The AES Redondo Beach power plant. Photo by Chelsea Sektnan
A heated discussion at this week’s City Council meeting culminated well after midnight in a unanimous vote to sustain the city’s efforts to oppose AES’ application to re-power its Harbor Drive plant, which is currently before the California Energy Commission.
The council also instructed City Attorney Mike Webb to draft a moratorium on construction at the site – a precursor to changing its zoning and therefore putting the onus on the Commission (CEC) to prove that the Western Los Angeles area relies the Redondo Beach plant to feed its grid. The CEC does not have the authority to override local zoning unless it receives evidence that the plant is necessary.
Following hours of back-and-forth debate over whether to funnel an additional $200,000 toward the opposition effort, the council decided to postpone that financial decision to a later meeting.
“You mean we have to go through this torment again?” Mayor Steve Aspel asked, amidst tension on the dais.
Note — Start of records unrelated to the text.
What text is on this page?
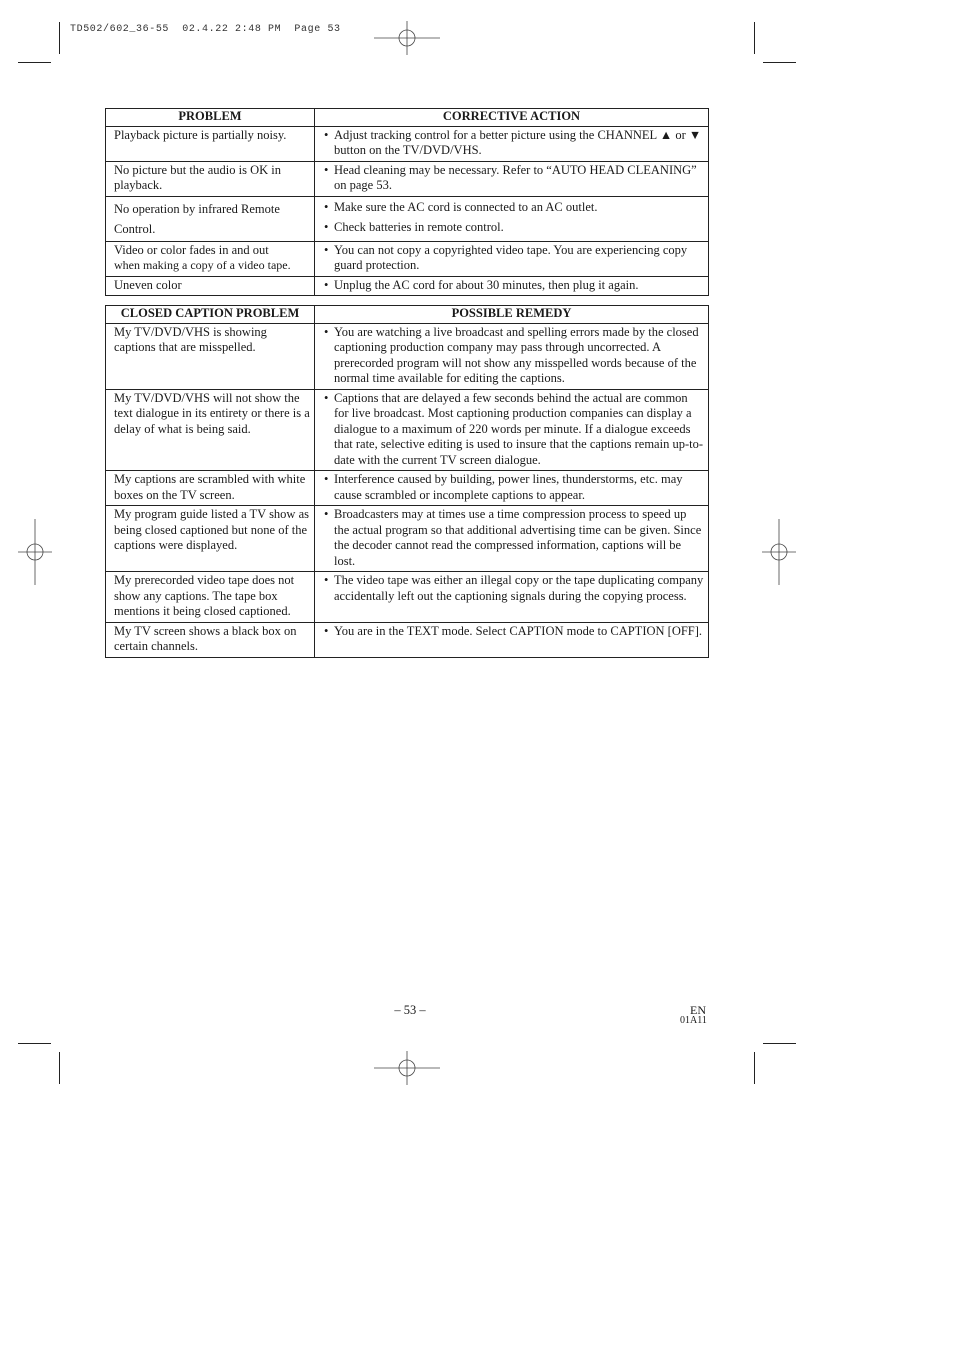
TD502/602_36-55  02.4.22 2:48 PM  Page 53
PROBLEM	CORRECTIVE ACTION
Playback picture is partially noisy.	• Adjust tracking control for a better picture using the CHANNEL ▲ or ▼ button on the TV/DVD/VHS.

No picture but the audio is OK in playback.	• Head cleaning may be necessary. Refer to “AUTO HEAD CLEANING” on page 53.

No operation by infrared Remote Control.	• Make sure the AC cord is connected to an AC outlet.
• Check batteries in remote control.

Video or color fades in and out
when making a copy of a video tape.	• You can not copy a copyrighted video tape. You are experiencing copy guard protection.

Uneven color	• Unplug the AC cord for about 30 minutes, then plug it again.
CLOSED CAPTION PROBLEM	POSSIBLE REMEDY
My TV/DVD/VHS is showing captions that are misspelled.	• You are watching a live broadcast and spelling errors made by the closed captioning production company may pass through uncorrected. A prerecorded program will not show any misspelled words because of the normal time available for editing the captions.

My TV/DVD/VHS will not show the text dialogue in its entirety or there is a delay of what is being said.	• Captions that are delayed a few seconds behind the actual are common for live broadcast. Most captioning production companies can display a dialogue to a maximum of 220 words per minute. If a dialogue exceeds that rate, selective editing is used to insure that the captions remain up-to-date with the current TV screen dialogue.

My captions are scrambled with white boxes on the TV screen.	• Interference caused by building, power lines, thunderstorms, etc. may cause scrambled or incomplete captions to appear.

My program guide listed a TV show as being closed captioned but none of the captions were displayed.	• Broadcasters may at times use a time compression process to speed up the actual program so that additional advertising time can be given. Since the decoder cannot read the compressed information, captions will be lost.

My prerecorded video tape does not show any captions. The tape box mentions it being closed captioned.	• The video tape was either an illegal copy or the tape duplicating company accidentally left out the captioning signals during the copying process.

My TV screen shows a black box on certain channels.	• You are in the TEXT mode. Select CAPTION mode to CAPTION [OFF].
– 53 –	EN
01A11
Earlier this year, the council authorized city staff to spend $260,000 on costs associated with being an “intervenor” in the permitting process. Intervention enables the city to participate more directly in California Energy Commission hearings by way of presenting evidence at hearings, cross-examining witnesses, and obtaining relevant data.
Aspel opposed dedicating more public funding to the cause – “Seems like we’re trying to buy a Ferrari and we can only afford a Kia,” he joked – and argued the city has other needs that deserve resources.
“What I’m afraid of is we’ll eat up the 260 [thousand] and come back and say we need 200 more… and next thing we know we’re at a million,” he said.
Webb warned the council that if the intervenor effort falls to him and his office – the cheaper option, as outside consultants will cost considerably more – it will consume 90 percent of their time.
“That becomes my full-time job… I’m not certain you fully appreciate the impact that will have on all the other services we provide,” Webb said, noting that the potential redevelopment of the waterfront will also be a “labor-intensive” undertaking for his office. Earlier that afternoon, he’d spent five hours on the phone working out the legal nuts and bolts of the impending CenterCal project, he said.
Tuesday, the council heard testimony from Jaleh Firooz of Advanced Energy Solutions, a firm the city hired to conduct its own power flow analysis. Firooz told the council she believes, based on her study, that if the Redondo Beach plant and its associated substations are retired, the state can still maintain an adequate energy supply.
“You will only need less than 1,000 megawatts to meet the local capacity requirements identified by Cal-ISO (California Independent System Operator Corporation),” she said. “Huntington Beach and Los Alamitos are better… locations to meet the requirements.”
Furthermore, flexible generation for local electricity can originate outside the state, she said.
“This study is not my opinion at all… To me this is physics, two plus two is four,” she said in response to a question about the objectivity of her study. “I put no opinion of myself in here; this is just based on the data.”
AES Southland President Eric Pendergraft argued the study is not bulletproof.
“The conclusions drawn are significantly different than testimony and studies that have been performed by Cal-ISO and Southern California Edison,” he said. “As with all studies, they are highly depending on assumptions that are made to develop conclusions.
“As a suggestion, you may consider passing the study onto the Cal-ISO or someone else to just take a look at the assumptions that were made in order to develop the conclusions and just get a sanity check on them, but that’s up to you,” he told the council.
“We certainly believe there’s at least a likelihood a new plant’s going to be needed in Redondo Beach. We’re putting millions of dollars at risk… and we wouldn’t do that if there wasn’t a chance a new plant wouldn’t be needed.”
Scott Gobel of Southern California Edison had a similar response.
“Our environment is an ever-changing environment,” he said. “There’ll be a study this year; there’ll be a study next year.”
While the city will maintain its intervenor status, decisions about associated costs have been shelved for the time being.